The Redondo Beach pot at Roy Choi's POT restaurant pays homage to weekends spent eating crab at Quality Seafood and kkotgetang, a spicy Korean crab stew.
The Redondo Beach pot at Roy Choi’s POT restaurant pays homage to weekends spent eating crab at Quality Seafood and kkotgetang, a spicy Korean crab stew. Photo by Kelley Kim

For Choi, the Redondo Beach pot is more than just its combined ingredients. The dish channels his early life, his struggles with finding identity as a Korean immigrant in an American society, and his journey to self-realization.

“With the Redondo Beach [pot], I’m trying to take a time warp back to when I was a kid and before things were complicated. That feeling that a kid must have when you’re being thrown in the air, that split second when you’re floating, and your tongue’s wagging, where you think everything is okay. That’s what these benches and tables mean to me. There was a time when these represented a safe zone for me.”

The dish is his homage to the Redondo Beach pier, to Quality Seafood, to the Korean restaurants that would later arrive, and to the sense of comfort, possibility, and belonging that Choi found there.

“It’s my personal poem to here,” Choi said.

FINDING HIS IDENTITY

Anomalies in his early life now make sense to Roy Choi. His days of solitude as a wanderer, struggles with drugs and addiction, and understanding of varied cultures and social strata enable him to now be an alimentary bridge-builder, connecting people through food.
Choi celebrates the burgeoning vegetarian, natural food world.

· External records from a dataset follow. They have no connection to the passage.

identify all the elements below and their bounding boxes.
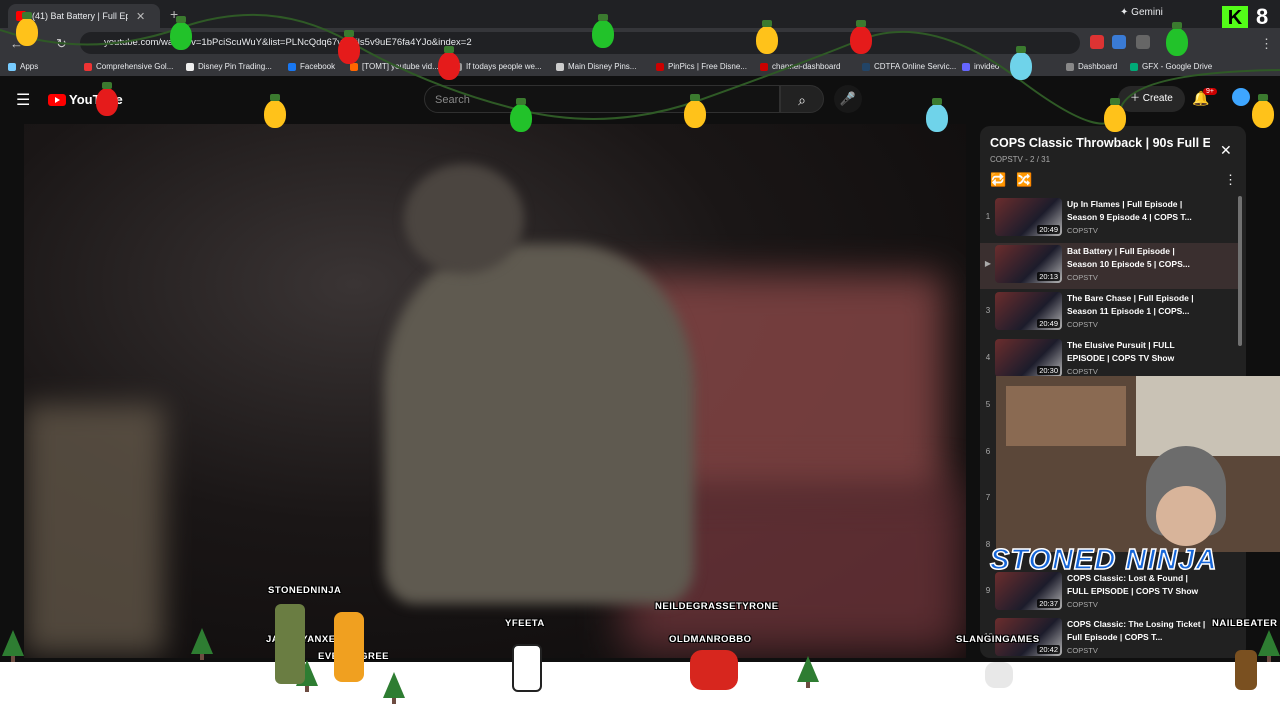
christmas-light-icon: [684, 94, 706, 128]
playlist-item-title[interactable]: COPS Classic: The Losing Ticket | Full E…: [1067, 618, 1207, 644]
chatter-name: NAILBEATER: [1212, 618, 1278, 629]
playlist-item-title[interactable]: The Bare Chase | Full Episode | Season 1…: [1067, 292, 1207, 318]
video-thumbnail[interactable]: 20:49: [995, 198, 1062, 236]
christmas-light-icon: [1252, 94, 1274, 128]
playlist-channel[interactable]: COPSTV: [990, 155, 1023, 164]
playlist-item-index: 6: [985, 447, 991, 456]
playlist-item[interactable]: 1 20:49 Up In Flames | Full Episode | Se…: [980, 196, 1242, 242]
playlist-item-channel: COPSTV: [1067, 646, 1098, 655]
duration-badge: 20:49: [1037, 319, 1060, 328]
christmas-light-icon: [16, 12, 38, 46]
chatter-name: SLANGINGAMES: [956, 634, 1040, 645]
christmas-light-icon: [850, 20, 872, 54]
christmas-light-icon: [1104, 98, 1126, 132]
video-frame-shape: [24, 404, 164, 654]
playlist-item-channel: COPSTV: [1067, 367, 1098, 376]
christmas-light-icon: [1166, 22, 1188, 56]
video-thumbnail[interactable]: 20:30: [995, 339, 1062, 377]
playlist-item-title[interactable]: The Elusive Pursuit | FULL EPISODE | COP…: [1067, 339, 1207, 365]
streamer-name-banner: STONED NINJA: [989, 543, 1218, 577]
christmas-light-icon: [264, 94, 286, 128]
playlist-item-index: 5: [985, 400, 991, 409]
duration-badge: 20:37: [1037, 599, 1060, 608]
now-playing-icon: ▶: [984, 259, 992, 268]
playlist-scrollbar[interactable]: [1238, 196, 1242, 346]
playlist-item-channel: COPSTV: [1067, 273, 1098, 282]
close-icon[interactable]: ✕: [1220, 142, 1232, 159]
tree-icon: [2, 630, 24, 662]
christmas-light-icon: [510, 98, 532, 132]
webcam-shape: [1136, 376, 1280, 456]
playlist-item-title[interactable]: Up In Flames | Full Episode | Season 9 E…: [1067, 198, 1207, 224]
christmas-light-icon: [926, 98, 948, 132]
video-player[interactable]: [24, 124, 966, 658]
playlist-item-active[interactable]: ▶ 20:13 Bat Battery | Full Episode | Sea…: [980, 243, 1242, 289]
duration-badge: 20:42: [1037, 645, 1060, 654]
more-options-icon[interactable]: ⋮: [1224, 172, 1237, 188]
christmas-light-icon: [438, 46, 460, 80]
video-thumbnail[interactable]: 20:37: [995, 572, 1062, 610]
chatter-avatar-sprite: [690, 650, 738, 690]
christmas-light-icon: [592, 14, 614, 48]
playlist-item-index: 1: [985, 212, 991, 221]
playlist-item-channel: COPSTV: [1067, 600, 1098, 609]
light-string-wire: [0, 13, 1280, 125]
video-frame-shape: [404, 164, 524, 274]
duration-badge: 20:13: [1037, 272, 1060, 281]
playlist-meta: COPSTV - 2 / 31: [990, 155, 1051, 164]
tree-icon: [797, 656, 819, 688]
chatter-name: OLDMANROBBO: [669, 634, 752, 645]
playlist-item-title[interactable]: Bat Battery | Full Episode | Season 10 E…: [1067, 245, 1207, 271]
loop-icon[interactable]: 🔁: [990, 172, 1006, 188]
chatter-avatar-sprite: [334, 612, 364, 682]
chatter-name: STONEDNINJA: [268, 585, 342, 596]
chatter-name: YFEETA: [505, 618, 545, 629]
playlist-item-index: 7: [985, 493, 991, 502]
tree-icon: [383, 672, 405, 704]
snow-ground: [0, 662, 1280, 720]
playlist-item-channel: COPSTV: [1067, 226, 1098, 235]
tree-icon: [1258, 630, 1280, 662]
video-frame-shape: [384, 244, 694, 604]
duration-badge: 20:30: [1037, 366, 1060, 375]
video-thumbnail[interactable]: 20:13: [995, 245, 1062, 283]
christmas-light-icon: [756, 20, 778, 54]
chatter-avatar-sprite: [275, 604, 305, 684]
shuffle-icon[interactable]: 🔀: [1016, 172, 1032, 188]
chatter-name: NEILDEGRASSETYRONE: [655, 601, 779, 612]
webcam-shape: [1156, 486, 1216, 546]
webcam-overlay: [996, 376, 1280, 552]
chatter-avatar-sprite: [512, 644, 542, 692]
webcam-shape: [1006, 386, 1126, 446]
playlist-item-channel: COPSTV: [1067, 320, 1098, 329]
tree-icon: [191, 628, 213, 660]
christmas-light-icon: [338, 30, 360, 64]
playlist-item-index: 3: [985, 306, 991, 315]
christmas-light-icon: [170, 16, 192, 50]
playlist-position: 2 / 31: [1030, 155, 1051, 164]
playlist-item[interactable]: 3 20:49 The Bare Chase | Full Episode | …: [980, 290, 1242, 336]
playlist-item-index: 9: [985, 586, 991, 595]
christmas-light-icon: [1010, 46, 1032, 80]
playlist-item-index: 4: [985, 353, 991, 362]
chatter-avatar-sprite: [1235, 650, 1257, 690]
duration-badge: 20:49: [1037, 225, 1060, 234]
chatter-avatar-sprite: [985, 662, 1013, 688]
video-thumbnail[interactable]: 20:49: [995, 292, 1062, 330]
christmas-light-icon: [96, 82, 118, 116]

He calls it a “beautiful, intricate, very advanced, high-minded, deep-souled” thing. But he understands that it can also be exclusionary and inaccessible to people unfamiliar with its principles and benefits. His hope for his newest restaurant Commissary is to make vegetables and plants more approachable.

“I wanted to create a vegetable restaurant where things didn’t have such a high degree of entry status, where things weren’t precious,” Choi said. “Where homies and skaters and young high school kids, families, carnivores, unhealthy people, healthy people, beautiful people, ugly people, fat people, skinny people — anyone can come and just eat….The core and the infrastructure of what they’re eating would be based around plants and vegetables but they didn’t feel like they were in an opera.”

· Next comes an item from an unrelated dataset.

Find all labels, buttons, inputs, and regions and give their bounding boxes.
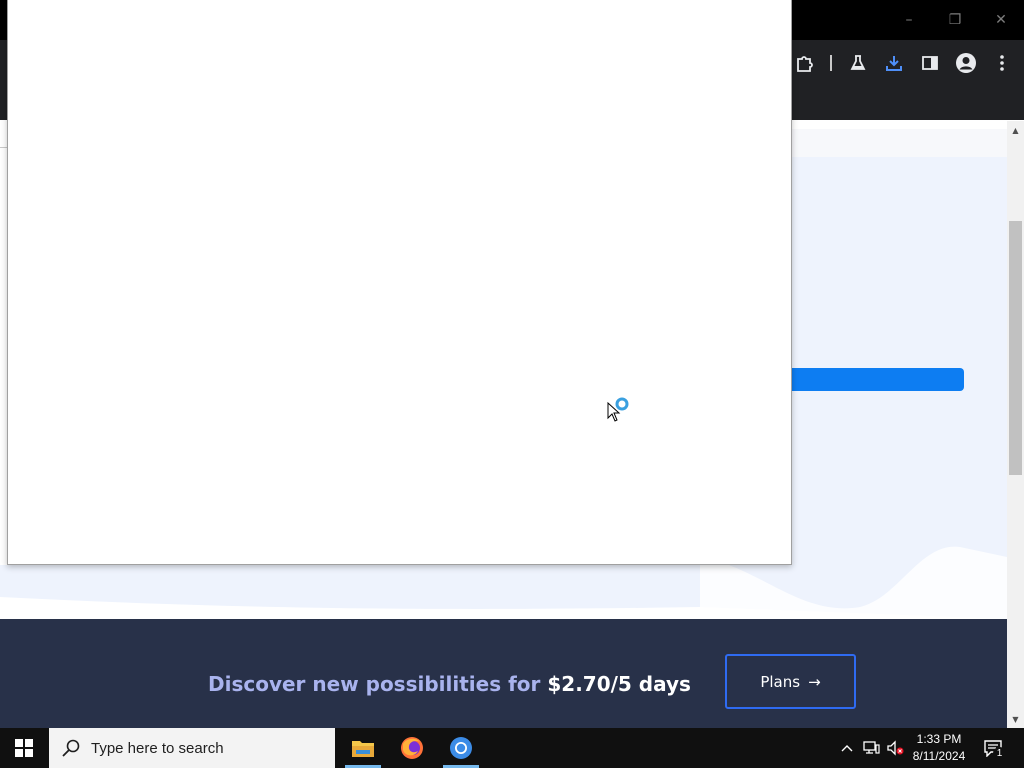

It’s all connected, from Kogi to Commissary to Loco’l to the Redondo Beach pier’s enduring influence.

“My role is to try to be some sort of translator,” he said. “To create venues where people can come together and where I can shift social experiences.”

When we eat, an energy transfer is occurring. As the adage goes, you are what you eat. But for Roy Choi, it goes beyond physical nourishment. It is food for the soul and spirit.

“I can transfer that energy that I felt to other people and they can take that little bit of joy,” said Choi. “Like a mutation, it can grow into something else for them.”